I laugh then, a short, surprised sound. "You've known me for less than a day. You have no idea what I have to offer."

"I think I do," she says, with a certainty that should be na?ve but somehow isn't. "I see how you work. How you create. How you pay attention. Those aren't small things."

Her earnestness disarms me, makes me want to match it with honesty of my own.

"Intimacy requires vulnerability," I say finally. "And vulnerability hasn't felt safe. Not for a long time."

"Does it feel safe now?" she asks, so quietly I almost miss it.

I look at her and feel something shift inside me, plates of armor moving, revealing tender places long protected.

"I don't know," I answer truthfully. "But I'm still talking, aren't I?"

Her smile in response is like sunrise breaking through clouds.

"There's something else you should know," she says suddenly, her voice steady but with an undercurrent of nervousness. "About me."

I wait, sensing the weight of whatever confession comes next.

"I've never been with anyone," she says simply. "Intimately, I mean."

The words land like stones dropped in still water, ripples of implication spreading outward. I stare at her, certain I've misunderstood.

"You're—" I begin, then stop, unsure how to phrase it.

"A virgin, yes." She says it without embarrassment, meeting my gaze directly.

My mind races, trying to process this information alongside everything else I know about her. It doesn't compute, not with the modern world as I understand it.

"Why are you telling me this?" I ask, though I think I know the answer, an answer that both terrifies and exhilarates me.

"Because I'm attracted to you," she says, confirming my suspicion with a directness that takes my breath away. "And I think you're attracted to me too, despite all the reasons you wish you weren't."

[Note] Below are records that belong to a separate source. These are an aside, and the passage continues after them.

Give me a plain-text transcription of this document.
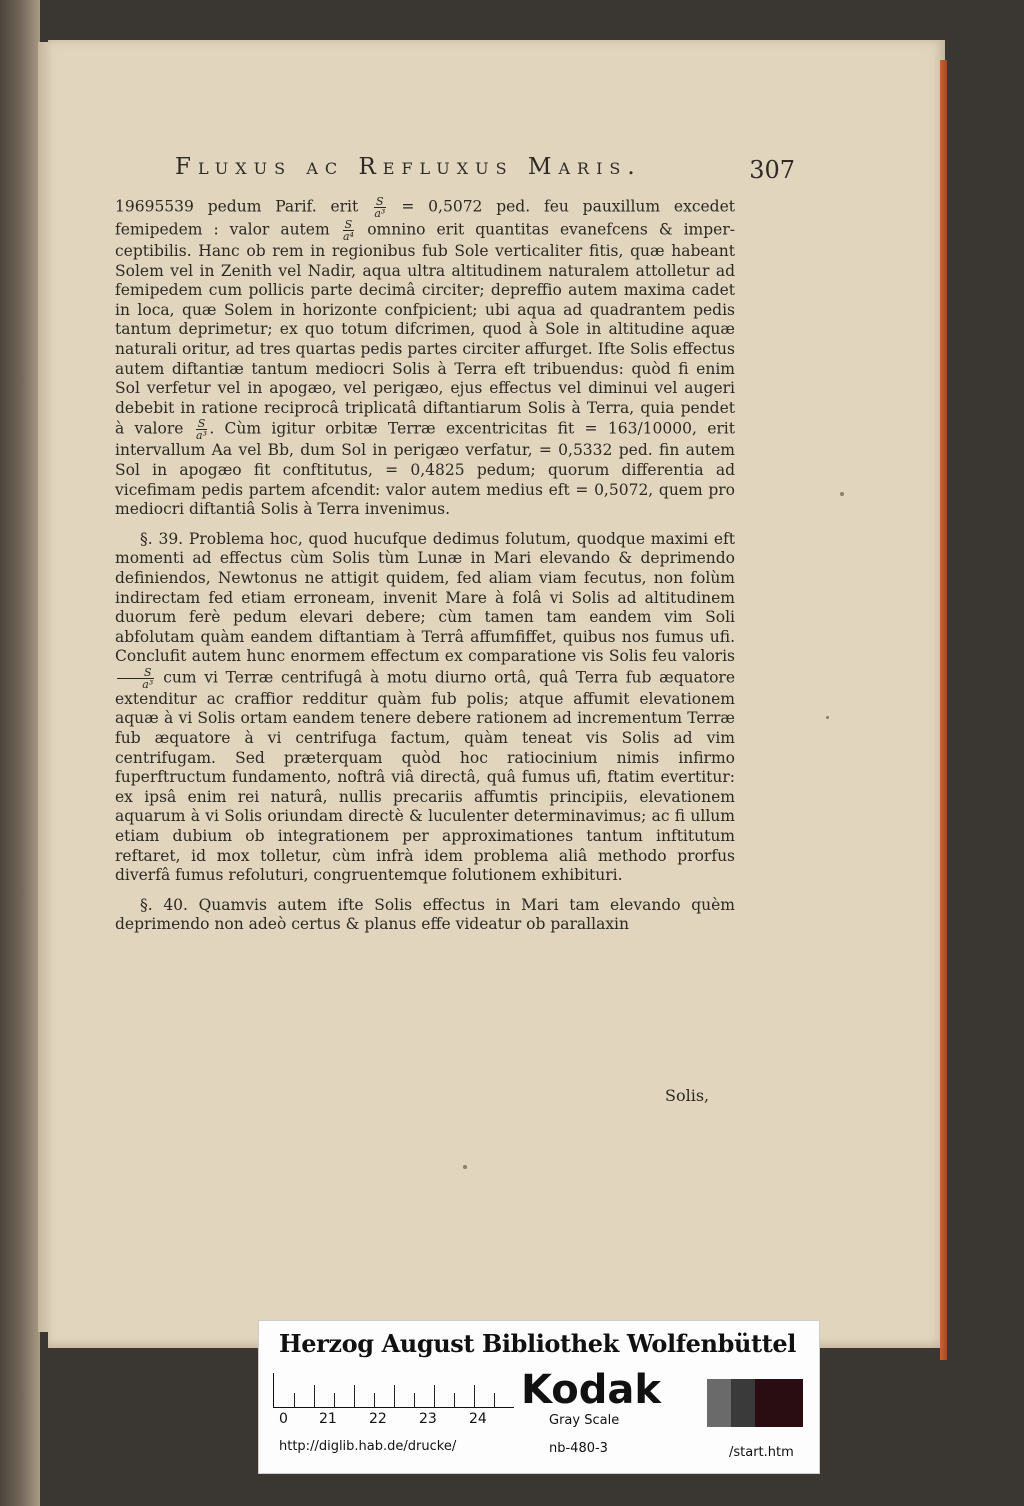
Fluxus ac Refluxus Maris.	307

19695539 pedum Parif. erit $\frac{S}{\text{a³}} = 0,5072$ ped. feu pauxillum excedet femipedem : valor autem $\frac{S}{\text{a⁴}}$ omnino erit quantitas evanefcens & imper- ceptibilis. Hanc ob rem in regionibus fub Sole verticaliter fitis, quæ habeant Solem vel in Zenith vel Nadir, aqua ultra altitudinem naturalem attolletur ad femipedem cum pollicis parte decimâ circiter; depreffio autem maxima cadet in loca, quæ Solem in horizonte confpicient; ubi aqua ad quadrantem pedis tantum deprimetur; ex quo totum difcrimen, quod à Sole in altitudine aquæ naturali oritur, ad tres quartas pedis partes circiter affurget. Ifte Solis effectus autem diftantiæ tantum mediocri Solis à Terra eft tribuendus: quòd fi enim Sol verfetur vel in apogæo, vel perigæo, ejus effectus vel diminui vel augeri debebit in ratione reciprocâ triplicatâ diftantiarum Solis à Terra, quia pendet à valore $\frac{S}{\text{a³}}$ . Cùm igitur orbitæ Terræ excentricitas fit = 163/10000, erit intervallum Aa vel Bb, dum Sol in perigæo verfatur, = 0,5332 ped. fin autem Sol in apogæo fit conftitutus, = 0,4825 pedum; quorum differentia ad vicefimam pedis partem afcendit: valor autem medius eft = 0,5072, quem pro mediocri diftantiâ Solis à Terra invenimus.

§. 39. Problema hoc, quod hucufque dedimus folutum, quodque maximi eft momenti ad effectus cùm Solis tùm Lunæ in Mari elevando & deprimendo definiendos, Newtonus ne attigit quidem, fed aliam viam fecutus, non folùm indirectam fed etiam erroneam, invenit Mare à folâ vi Solis ad altitudinem duorum ferè pedum elevari debere; cùm tamen tam eandem vim Soli abfolutam quàm eandem diftantiam à Terrâ affumfiffet, quibus nos fumus ufi. Conclufit autem hunc enormem effectum ex comparatione vis Solis feu valoris
$\frac{S}{\text{a³}}$ cum vi Terræ centrifugâ à motu diurno ortâ, quâ Terra fub æquatore extenditur ac craffior redditur quàm fub polis; atque affumit elevationem aquæ à vi Solis ortam eandem tenere debere rationem ad incrementum Terræ fub æquatore à vi centrifuga factum, quàm teneat vis Solis ad vim centrifugam. Sed præterquam quòd hoc ratiocinium nimis infirmo fuperftructum fundamento, noftrâ viâ directâ, quâ fumus ufi, ftatim evertitur: ex ipsâ enim rei naturâ, nullis precariis affumtis principiis, elevationem aquarum à vi Solis oriundam directè & luculenter determinavimus; ac fi ullum etiam dubium ob integrationem per approximationes tantum inftitutum reftaret, id mox tolletur, cùm infrà idem problema aliâ methodo prorfus diverfâ fumus refoluturi, congruentemque folutionem exhibituri.

§. 40. Quamvis autem ifte Solis effectus in Mari tam elevando quèm deprimendo non adeò certus & planus effe videatur ob parallaxin

Solis,
Herzog August Bibliothek Wolfenbüttel
0 21 22 23 24
Kodak
Gray Scale
http://diglib.hab.de/drucke/	nb-480-3	/start.htm
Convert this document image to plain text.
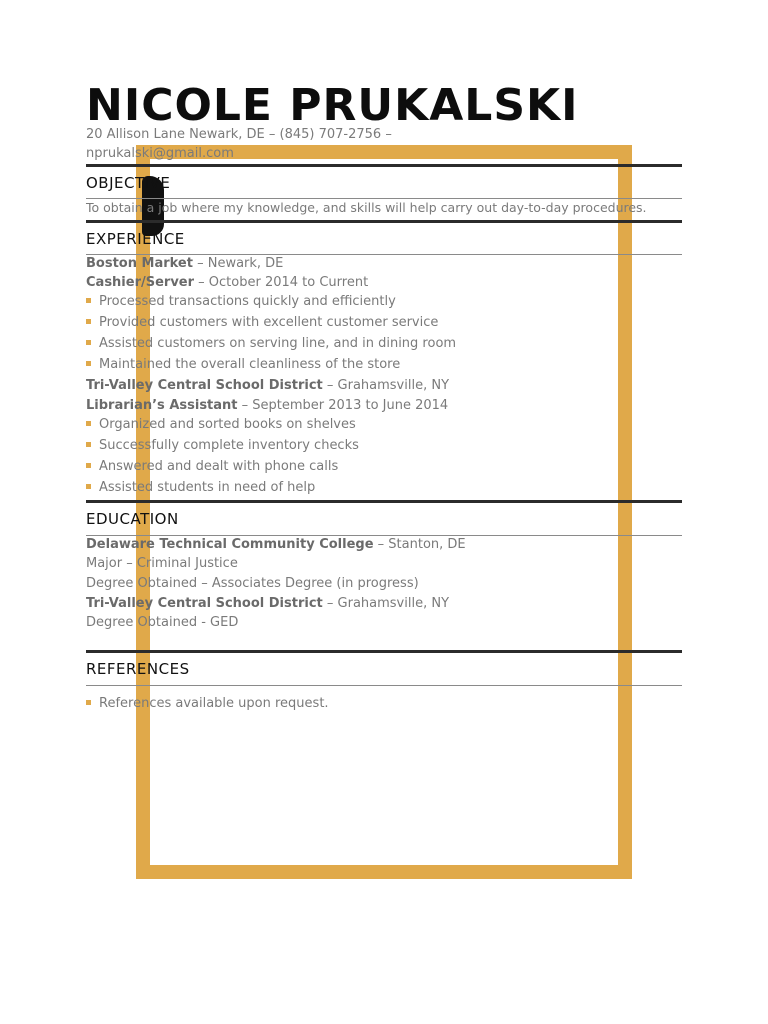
NICOLE PRUKALSKI
20 Allison Lane Newark, DE – (845) 707-2756 – nprukalski@gmail.com
OBJECTIVE
To obtain a job where my knowledge, and skills will help carry out day-to-day procedures.
EXPERIENCE
Boston Market – Newark, DE
Cashier/Server – October 2014 to Current
Processed transactions quickly and efficiently
Provided customers with excellent customer service
Assisted customers on serving line, and in dining room
Maintained the overall cleanliness of the store
Tri-Valley Central School District – Grahamsville, NY
Librarian’s Assistant – September 2013 to June 2014
Organized and sorted books on shelves
Successfully complete inventory checks
Answered and dealt with phone calls
Assisted students in need of help
EDUCATION
Delaware Technical Community College – Stanton, DE
Major – Criminal Justice
Degree Obtained – Associates Degree (in progress)
Tri-Valley Central School District – Grahamsville, NY
Degree Obtained - GED
REFERENCES
References available upon request.
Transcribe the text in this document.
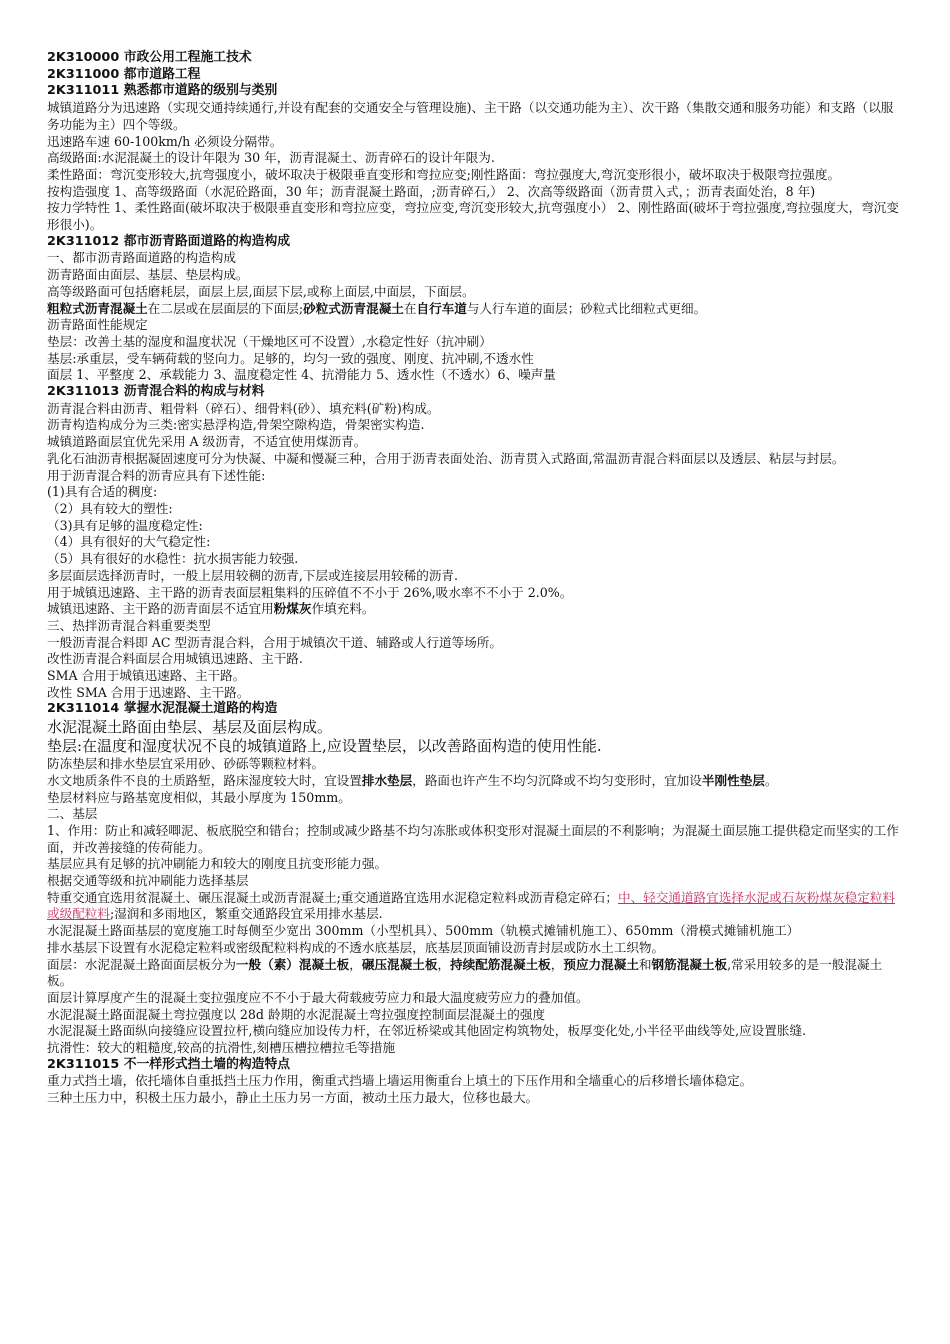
2K310000 市政公用工程施工技术
2K311000 都市道路工程
2K311011 熟悉都市道路的级别与类别
城镇道路分为迅速路（实现交通持续通行,并设有配套的交通安全与管理设施)、主干路（以交通功能为主）、次干路（集散交通和服务功能）和支路（以服务功能为主）四个等级。
迅速路车速 60-100km/h 必须设分隔带。
高级路面:水泥混凝土的设计年限为 30 年，沥青混凝土、沥青碎石的设计年限为.
柔性路面：弯沉变形较大,抗弯强度小，破坏取决于极限垂直变形和弯拉应变;刚性路面：弯拉强度大,弯沉变形很小，破坏取决于极限弯拉强度。
按构造强度 1、高等级路面（水泥砼路面，30 年；沥青混凝土路面，;沥青碎石,） 2、次高等级路面（沥青贯入式，；沥青表面处治，8 年)
按力学特性 1、柔性路面(破坏取决于极限垂直变形和弯拉应变，弯拉应变,弯沉变形较大,抗弯强度小） 2、刚性路面(破坏于弯拉强度,弯拉强度大，弯沉变形很小)。
2K311012 都市沥青路面道路的构造构成
一、都市沥青路面道路的构造构成
沥青路面由面层、基层、垫层构成。
高等级路面可包括磨耗层，面层上层,面层下层,或称上面层,中面层，下面层。
粗粒式沥青混凝土在二层或在层面层的下面层;砂粒式沥青混凝土在自行车道与人行车道的面层；砂粒式比细粒式更细。
沥青路面性能规定
垫层：改善土基的湿度和温度状况（干燥地区可不设置）,水稳定性好（抗冲刷）
基层:承重层，受车辆荷载的竖向力。足够的，均匀一致的强度、刚度、抗冲刷,不透水性
面层 1、平整度 2、承载能力 3、温度稳定性 4、抗滑能力 5、透水性（不透水）6、噪声量
2K311013 沥青混合料的构成与材料
沥青混合料由沥青、粗骨料（碎石）、细骨料(砂）、填充料(矿粉)构成。
沥青构造构成分为三类:密实悬浮构造,骨架空隙构造，骨架密实构造.
城镇道路面层宜优先采用 A 级沥青，不适宜使用煤沥青。
乳化石油沥青根据凝固速度可分为快凝、中凝和慢凝三种，合用于沥青表面处治、沥青贯入式路面,常温沥青混合料面层以及透层、粘层与封层。
用于沥青混合料的沥青应具有下述性能:
(1)具有合适的稠度:
（2）具有较大的塑性:
（3)具有足够的温度稳定性:
（4）具有很好的大气稳定性:
（5）具有很好的水稳性：抗水损害能力较强.
多层面层选择沥青时，一般上层用较稠的沥青,下层或连接层用较稀的沥青.
用于城镇迅速路、主干路的沥青表面层粗集料的压碎值不不小于 26%,吸水率不不小于 2.0%。
城镇迅速路、主干路的沥青面层不适宜用粉煤灰作填充料。
三、热拌沥青混合料重要类型
一般沥青混合料即 AC 型沥青混合料，合用于城镇次干道、辅路或人行道等场所。
改性沥青混合料面层合用城镇迅速路、主干路.
SMA 合用于城镇迅速路、主干路。
改性 SMA 合用于迅速路、主干路。
2K311014 掌握水泥混凝土道路的构造
水泥混凝土路面由垫层、基层及面层构成。
垫层:在温度和湿度状况不良的城镇道路上,应设置垫层，以改善路面构造的使用性能.
防冻垫层和排水垫层宜采用砂、砂砾等颗粒材料。
水文地质条件不良的土质路堑，路床湿度较大时，宜设置排水垫层，路面也许产生不均匀沉降或不均匀变形时，宜加设半刚性垫层。
垫层材料应与路基宽度相似，其最小厚度为 150mm。
二、基层
1、作用：防止和减轻唧泥、板底脱空和错台；控制或减少路基不均匀冻胀或体积变形对混凝土面层的不利影响；为混凝土面层施工提供稳定而坚实的工作面，并改善接缝的传荷能力。
基层应具有足够的抗冲刷能力和较大的刚度且抗变形能力强。
根据交通等级和抗冲刷能力选择基层
特重交通宜选用贫混凝土、碾压混凝土或沥青混凝土;重交通道路宜选用水泥稳定粒料或沥青稳定碎石；中、轻交通道路宜选择水泥或石灰粉煤灰稳定粒料或级配粒料;湿润和多雨地区，繁重交通路段宜采用排水基层.
水泥混凝土路面基层的宽度施工时每侧至少宽出 300mm（小型机具）、500mm（轨模式摊铺机施工）、650mm（滑模式摊铺机施工）
排水基层下设置有水泥稳定粒料或密级配粒料构成的不透水底基层，底基层顶面铺设沥青封层或防水土工织物。
面层：水泥混凝土路面面层板分为一般（素）混凝土板，碾压混凝土板，持续配筋混凝土板，预应力混凝土和钢筋混凝土板,常采用较多的是一般混凝土板。
面层计算厚度产生的混凝土变拉强度应不不小于最大荷载疲劳应力和最大温度疲劳应力的叠加值。
水泥混凝土路面混凝土弯拉强度以 28d 龄期的水泥混凝土弯拉强度控制面层混凝土的强度
水泥混凝土路面纵向接缝应设置拉杆,横向缝应加设传力杆，在邻近桥梁或其他固定构筑物处，板厚变化处,小半径平曲线等处,应设置胀缝.
抗滑性：较大的粗糙度,较高的抗滑性,刻槽压槽拉槽拉毛等措施
2K311015 不一样形式挡土墙的构造特点
重力式挡土墙，依托墙体自重抵挡土压力作用，衡重式挡墙上墙运用衡重台上填土的下压作用和全墙重心的后移增长墙体稳定。
三种土压力中，积极土压力最小，静止土压力另一方面，被动土压力最大，位移也最大。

I should deny it. Should establish boundaries, maintain distance, be the responsible adult. Instead, I find myself asking: "What reasons do you imagine those are?"

"My age," she begins, counting on her fingers. "My inexperience. My father's connection to you. Your self-imposed isolation. The temporary nature of my stay here. Did I miss any?"

"Those cover the highlights," I say dryly, attempting to mask how deeply her words affect me. "All very good reasons why anything beyond conversation would be a mistake."

"Would it?" she challenges quietly. "Or is that what you're telling yourself because it's safer than admitting what you actually want?"

I stand abruptly, moving to the fireplace to add another log, needing distance, needing something to do with my hands that isn't reaching for her.

"What I want isn't the point," I say finally, back still turned. "What's right is the point."

"And who decides what's right?" she asks. "Social convention? Some arbitrary rule about age differences? Or the people actually involved?"

I turn to face her, the fire now crackling with renewed vigor behind me. "You're very young," I say, the words sounding hollow even to my own ears.

"I'm twenty-six," she counters. "Old enough to run a restaurant, manage a staff, earn critical acclaim. Old enough to know my own mind and make my own choices." She pauses, then adds softly: "Old enough to know what I want."

And what she wants is me. I clench my fists at my sides, holding myself in place through sheer force of will.

"Sage," I begin, but she interrupts.

"I'm not asking for promises," she says. "Or declarations. Or anything beyond this night, this storm, this moment of connection that neither of us expected." Her voice drops, becomes more intimate. "But I am asking you to be honest. With yourself. With me."

"I'm too old for you," I say, but the protest sounds weak even to my own ears.

"That's not an answer," she replies. "That's an evasion."

"Yes," I say finally, the admission dragged from some deep place within me. "I am attracted to you. Despite all the reasons I shouldn't be. Despite knowing better." I meet her gaze directly. "Happy now?"

Her smile is slow, satisfied, but not triumphant. "It's a start," she says softly.